Wednesday, April 3, 2013

Language and Power


Lisa Delpit writes about the dilemma teachers face in working with student populations of color. She is particularly adamant about the disinterest white administrators, colleagues and researchers take in the perspectives of those who know the issues best – teachers and parents of color. Rather than listen to facts based on life realities as voiced by those who know the students best, many white, middle-class educators turn to irrelevant research and hearsay. This harms both the students and the process.  Delpit writes about the codes of power hidden in both language and society, and suggests that the best way for those not in power to access the codes is through direct, explicit instruction.  She maintains that well-intentioned liberal white teachers use indirect, persuasive language that undermines their authority with Black students. Delpit lists examples of communication in Black communities that is forceful and direct, and gets the point across. The author also maintains that in order to access power, students of color need to both affirm the language of their childhood and learn the language of those who hold societal power. Both have value, but one rules the world. Through keeping one’s own voice but learning to speak and write with the codes of power (code-switching), writes Delpit, students can access powerful society without diminishing their own identities. Delpit maintains that soft liberal teachers who don’t know how to manipulate the discourse opt out of teaching Black children altogether, leaving their students to languish in a world that makes little sense to them.

In an almost diametrically opposed perspective, Vershawn Ashanti Young writes that code switching perpetuates inequities, and it is instead through an equal blending of languages, with no higher or lower powers, that students of color can access the business world. Young writes extensively about Black maleness, and how schools can preserve the cultural identities of these young men without disparaging others who don’t match the stereotype. Young, unlike Delpit, struggles with his own black identity in the face of macho imagery, and thus sees the immediacy of need for the Black Vernacular English (BEV) used by his students. He suggests that there is also a WEV for white people, and the two need to be wed in common power and usage.  Students who have only one or the other are not fully capable of communicating at their best.

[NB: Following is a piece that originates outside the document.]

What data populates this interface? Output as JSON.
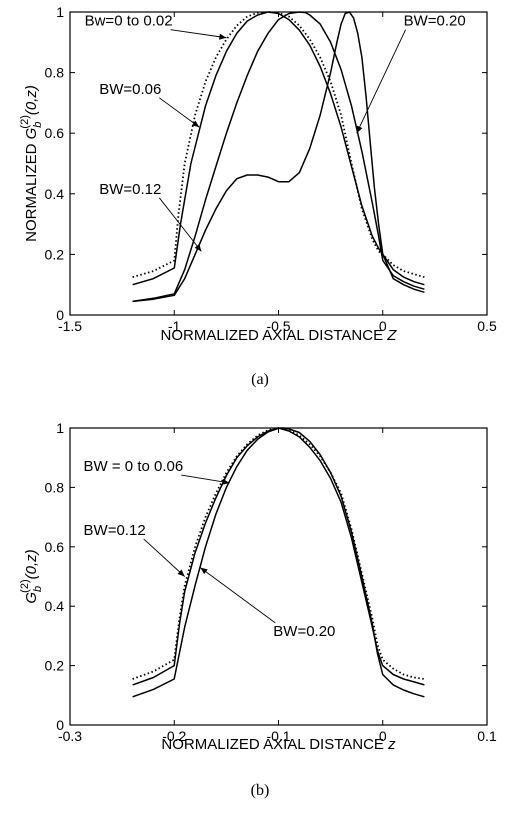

Thus, language is a powerful tool for both positive and negative messages.  How we use language determines how we are perceived, and to a certain extent how we perceive ourselves. There is a language of power in every society, and those with access to it are perceived as stronger and more effective communicators, and are thus in position to fully access all that society has to offer, including elevated social and economic statuses.

My personal experiences with language are based on growing up in a community that was/is literally on the “wrong side of the tracks” in Cleveland, Ohio. My brothers and I learned street language right out of a Bowery Boys movie, whereas my sister was immune to the need for it. We used it to communicate in rowdy games of stickball and kick the can, while she was isolated in feminine indoor pursuits. However in our home, proper “Standard” English was required, in fact our bibliophilic mother (and grandmother) insisted on pronouncing the “h” in words like wheat and white. As I went through school and read-out two libraries, I acquired an elitist language of my own, full of encyclopedic vocabulary that only my mother could love.  However, it was not cool in my neighborhood to be smart, so like many cited in Young’s article, I used two languages, one for the street and one for the rest of my life. I still do it when I need to meld with people who are uncomfortable with what they would call “hoity-toity” language. And my mother still says “who-ite.” Despite my own experiences, however, it is difficult for me not to judge people based on my own language snobbery, and I particularly struggle with colloquial southern dialects. I really can be an insufferable language snob.

I was terrified, incidentally, by both Delpit’s and Young’s articles. As I attempt to become a teacher I know I am bound by the same foolish middle-class good intentions that both of them reviled. I don’t know anything, really, about BEV, and so I am bound to screw it up. I am exactly one of those mild-mannered moms who will use all the wrong terminology despite wanting desperately to teach in an urban situation. I think I need coaching beforehand from a black teacher so that I can begin to learn both the language and the social codes.